In order to create a support-oriented healer who spends less time DPSing and more time buffing/healing, I proposed before a shift in AST's design that basically does the following:

- Splits Draw into 2 types of Draw actions, 1 that draws offensive cards, and 1 that draws support cards. Both have 2 charges, are independent of one another, and playing the card replaces that respective draw action. Both drawing and playing the card generates a stack on you to a max of 6.
- Celestial Intersection grants a temporary buff to you or an ally that allows the buffed ally's spells and weaponskills to trigger 1 of your stacks to perform an additional attack emanating from you that deals the same damage as your current malefic, essentially making your card draws and plays DPS neutral in addition to their effects.
- Card effects do not activate instantly. Instead, they sit on the person you've placed them on until activated. You can only have 1 offensive and 1 supportive card on a player at a given time.
- Celestial River and Celestial Opposition are minor AoE heals that activate offensive cards or supportive cards respectively (river for offensive, opposition for supportive), essentially making the card you've played an additional affect on the heal. (i.e. Celestial River was a 250 potency AoE heal and would activate The Balance, The Arrow, and The Spear on anyone you've played those cards on, and the same for Opposition on the other cards). This made planning and triggering buff effects more strategic, especially the supportive cards.

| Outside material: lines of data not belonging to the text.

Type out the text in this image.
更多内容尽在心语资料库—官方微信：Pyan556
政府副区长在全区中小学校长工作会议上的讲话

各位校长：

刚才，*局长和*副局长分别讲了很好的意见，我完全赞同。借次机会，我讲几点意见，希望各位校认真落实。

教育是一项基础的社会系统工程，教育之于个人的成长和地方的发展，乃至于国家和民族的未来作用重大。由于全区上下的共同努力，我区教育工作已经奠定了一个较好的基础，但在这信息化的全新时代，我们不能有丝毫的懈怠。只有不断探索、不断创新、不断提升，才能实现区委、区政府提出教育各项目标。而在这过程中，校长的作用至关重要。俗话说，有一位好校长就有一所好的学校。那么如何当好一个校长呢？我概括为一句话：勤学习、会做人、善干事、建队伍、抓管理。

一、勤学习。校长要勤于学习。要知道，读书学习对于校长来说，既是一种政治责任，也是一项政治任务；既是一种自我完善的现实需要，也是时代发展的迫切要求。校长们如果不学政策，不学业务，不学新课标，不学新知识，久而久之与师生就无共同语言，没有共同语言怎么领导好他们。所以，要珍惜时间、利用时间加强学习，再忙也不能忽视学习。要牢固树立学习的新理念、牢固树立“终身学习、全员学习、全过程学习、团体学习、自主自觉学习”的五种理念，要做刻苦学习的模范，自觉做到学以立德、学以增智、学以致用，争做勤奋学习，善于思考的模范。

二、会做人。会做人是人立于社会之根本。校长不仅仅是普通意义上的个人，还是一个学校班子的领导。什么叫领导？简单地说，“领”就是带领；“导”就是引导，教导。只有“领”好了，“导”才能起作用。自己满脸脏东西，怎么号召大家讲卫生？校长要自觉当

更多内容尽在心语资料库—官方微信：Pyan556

Overall, the idea here was to give AST GCD tools that would replace a lot of your direct DPS in order to simulate a more passive-focused healer so that people who don't want to be DPSing 80%-100% of the time with their GCDs have a healer whose playstyle respects the importance of DPS contribution, and that's really the key factor here. The content of XIV demands healer DPS contributions as often as they currently are. We can create a passive healer, but they MUST contribute still. They just need to be able to do that indirectly.